The Eurekahedge Hedge Fund Index was up 4.00% year-to-date as of August 2020, outperforming the underlying global equity market as represented by the MSCI ACWI IMI, which was down 0.89% over the same period. In the earlier months of 2020, the global equity market sharply declined due to the impact of COVID-19 pandemic, which stalled economic activity. The coronavirus started to spread outside Beijing in February, which heightened concerns among investors that resulted in back-to-back sell-off in the first quarter, particularly in March. The acceleration of COVID-19 infections forced government authorities to impose lockdown and strict social distancing measures. The implemented policy forced businesses deemed non-essentials to cease their operations temporarily. Weekly unemployment claims in the US reached a historical level, while its unemployment rate stretched to a level not seen since the Great Depression. In the first quarter of 2020, US equity benchmarks recorded their worst quarterly performance since 1987, with DJIA and S&P 500 plummeting 23.20% and 20.00%, while their March performance showed both stock indexes were down 13.74% and 12.51% respectively.
In the second quarter of the year, global equities exhibited a strong comeback driven by the massive economic stimulus to combat the adverse effect of COVID-19 and resumption of business activities in most countries. The DAX gained 23.90%, while the S&P 500 up 18.81% in Q2 2020. The Federal Reserve cut its policy rate to zero percent, and restarted their Quantitative Easing, while the ECB also resumed their asset purchases programme. On top of that, the US government also injected a fiscal stimulus measure which was the largest in American history that equals to around 12% of their total GDP. Global hedge funds slipped 8.01% in the first quarter, compared to 8.07% returned in the second quarter of 2020.
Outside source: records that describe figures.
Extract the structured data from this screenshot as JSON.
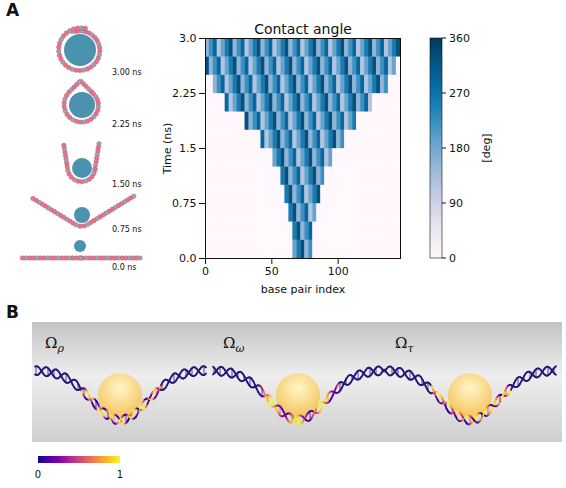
{
  "panel_labels": [
    "A",
    "B"
  ],
  "snapshots": [
    "3.00 ns",
    "2.25 ns",
    "1.50 ns",
    "0.75 ns",
    "0.0 ns"
  ],
  "chart_data": {
    "type": "heatmap",
    "title": "Contact angle",
    "x_label": "base pair index",
    "y_label": "Time (ns)",
    "xlim": [
      0,
      147
    ],
    "xticks": [
      0,
      50,
      100
    ],
    "ylim": [
      0,
      3
    ],
    "yticks": [
      {
        "value": 0,
        "label": "0.0"
      },
      0.75,
      1.5,
      2.25,
      {
        "value": 3,
        "label": "3.0"
      }
    ],
    "x": [
      0,
      3,
      6,
      9,
      12,
      15,
      18,
      21,
      24,
      27,
      30,
      33,
      36,
      39,
      42,
      45,
      48,
      51,
      54,
      57,
      60,
      63,
      66,
      69,
      72,
      75,
      78,
      81,
      84,
      87,
      90,
      93,
      96,
      99,
      102,
      105,
      108,
      111,
      114,
      117,
      120,
      123,
      126,
      129,
      132,
      135,
      138,
      141,
      144
    ],
    "y": [
      0,
      0.25,
      0.5,
      0.75,
      1,
      1.25,
      1.5,
      1.75,
      2,
      2.25,
      2.5,
      2.75
    ],
    "z": [
      [
        0,
        0,
        0,
        0,
        0,
        0,
        0,
        0,
        0,
        0,
        0,
        0,
        0,
        0,
        0,
        0,
        0,
        0,
        0,
        0,
        0,
        0,
        189,
        257,
        326,
        155,
        223,
        0,
        0,
        0,
        0,
        0,
        0,
        0,
        0,
        0,
        0,
        0,
        0,
        0,
        0,
        0,
        0,
        0,
        0,
        0,
        0,
        0,
        0
      ],
      [
        0,
        0,
        0,
        0,
        0,
        0,
        0,
        0,
        0,
        0,
        0,
        0,
        0,
        0,
        0,
        0,
        0,
        0,
        0,
        0,
        0,
        0,
        257,
        326,
        155,
        223,
        291,
        0,
        0,
        0,
        0,
        0,
        0,
        0,
        0,
        0,
        0,
        0,
        0,
        0,
        0,
        0,
        0,
        0,
        0,
        0,
        0,
        0,
        0
      ],
      [
        0,
        0,
        0,
        0,
        0,
        0,
        0,
        0,
        0,
        0,
        0,
        0,
        0,
        0,
        0,
        0,
        0,
        0,
        0,
        0,
        0,
        257,
        326,
        155,
        223,
        291,
        120,
        189,
        0,
        0,
        0,
        0,
        0,
        0,
        0,
        0,
        0,
        0,
        0,
        0,
        0,
        0,
        0,
        0,
        0,
        0,
        0,
        0,
        0
      ],
      [
        0,
        0,
        0,
        0,
        0,
        0,
        0,
        0,
        0,
        0,
        0,
        0,
        0,
        0,
        0,
        0,
        0,
        0,
        0,
        0,
        257,
        326,
        155,
        223,
        291,
        120,
        189,
        257,
        326,
        0,
        0,
        0,
        0,
        0,
        0,
        0,
        0,
        0,
        0,
        0,
        0,
        0,
        0,
        0,
        0,
        0,
        0,
        0,
        0
      ],
      [
        0,
        0,
        0,
        0,
        0,
        0,
        0,
        0,
        0,
        0,
        0,
        0,
        0,
        0,
        0,
        0,
        0,
        0,
        0,
        257,
        326,
        155,
        223,
        291,
        120,
        189,
        257,
        326,
        155,
        223,
        0,
        0,
        0,
        0,
        0,
        0,
        0,
        0,
        0,
        0,
        0,
        0,
        0,
        0,
        0,
        0,
        0,
        0,
        0
      ],
      [
        0,
        0,
        0,
        0,
        0,
        0,
        0,
        0,
        0,
        0,
        0,
        0,
        0,
        0,
        0,
        0,
        0,
        189,
        257,
        326,
        155,
        223,
        291,
        120,
        189,
        257,
        326,
        155,
        223,
        291,
        120,
        189,
        0,
        0,
        0,
        0,
        0,
        0,
        0,
        0,
        0,
        0,
        0,
        0,
        0,
        0,
        0,
        0,
        0
      ],
      [
        0,
        0,
        0,
        0,
        0,
        0,
        0,
        0,
        0,
        0,
        0,
        0,
        0,
        0,
        291,
        120,
        189,
        257,
        326,
        155,
        223,
        291,
        120,
        189,
        257,
        326,
        155,
        223,
        291,
        120,
        189,
        257,
        326,
        155,
        223,
        0,
        0,
        0,
        0,
        0,
        0,
        0,
        0,
        0,
        0,
        0,
        0,
        0,
        0
      ],
      [
        0,
        0,
        0,
        0,
        0,
        0,
        0,
        0,
        0,
        0,
        326,
        155,
        223,
        291,
        120,
        189,
        257,
        326,
        155,
        223,
        291,
        120,
        189,
        257,
        326,
        155,
        223,
        291,
        120,
        189,
        257,
        326,
        155,
        223,
        291,
        120,
        189,
        257,
        0,
        0,
        0,
        0,
        0,
        0,
        0,
        0,
        0,
        0,
        0
      ],
      [
        0,
        0,
        0,
        0,
        0,
        291,
        120,
        189,
        257,
        326,
        155,
        223,
        291,
        120,
        189,
        257,
        326,
        155,
        223,
        291,
        120,
        189,
        257,
        326,
        155,
        223,
        291,
        120,
        189,
        257,
        326,
        155,
        223,
        291,
        120,
        189,
        257,
        326,
        155,
        223,
        291,
        120,
        0,
        0,
        0,
        0,
        0,
        0,
        0
      ],
      [
        0,
        0,
        155,
        223,
        291,
        120,
        189,
        257,
        326,
        155,
        223,
        291,
        120,
        189,
        257,
        326,
        155,
        223,
        291,
        120,
        189,
        257,
        326,
        155,
        223,
        291,
        120,
        189,
        257,
        326,
        155,
        223,
        291,
        120,
        189,
        257,
        326,
        155,
        223,
        291,
        120,
        189,
        257,
        326,
        155,
        223,
        0,
        0,
        0
      ],
      [
        326,
        155,
        223,
        291,
        120,
        189,
        257,
        326,
        155,
        223,
        291,
        120,
        189,
        257,
        326,
        155,
        223,
        291,
        120,
        189,
        257,
        326,
        155,
        223,
        291,
        120,
        189,
        257,
        326,
        155,
        223,
        291,
        120,
        189,
        257,
        326,
        155,
        223,
        291,
        120,
        189,
        257,
        326,
        155,
        223,
        291,
        120,
        189,
        0
      ],
      [
        155,
        223,
        291,
        120,
        189,
        257,
        326,
        155,
        223,
        291,
        120,
        189,
        257,
        326,
        155,
        223,
        291,
        120,
        189,
        257,
        326,
        155,
        223,
        291,
        120,
        189,
        257,
        326,
        155,
        223,
        291,
        120,
        189,
        257,
        326,
        155,
        223,
        291,
        120,
        189,
        257,
        326,
        155,
        223,
        291,
        120,
        189,
        257,
        326
      ]
    ],
    "color_label": "[deg]",
    "color_range": [
      0,
      360
    ],
    "color_ticks": [
      0,
      90,
      180,
      270,
      360
    ]
  },
  "panel_B": {
    "titles": [
      {
        "symbol": "Ω",
        "subscript": "ρ"
      },
      {
        "symbol": "Ω",
        "subscript": "ω"
      },
      {
        "symbol": "Ω",
        "subscript": "τ"
      }
    ],
    "color_range": [
      0,
      1
    ],
    "color_ticks": [
      0,
      1
    ]
  }
}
Figure 1: Global hedge fund industry map
The industry’s total assets under management (AUM) decreased by US$121.1 billion in 2020, driven by performance-based losses on top of substantial investor redemptions. Interest level among hedge fund investors has been weak, as the industry recorded nine consecutive quarters of net outflows from the Q2 2018 up to Q2 2020, totalling US$357.9 billion. However, investors sentiments towards the industry is showing a sign of recovery, as it recorded investor inflows of US$31.8 billion in Q3 2020.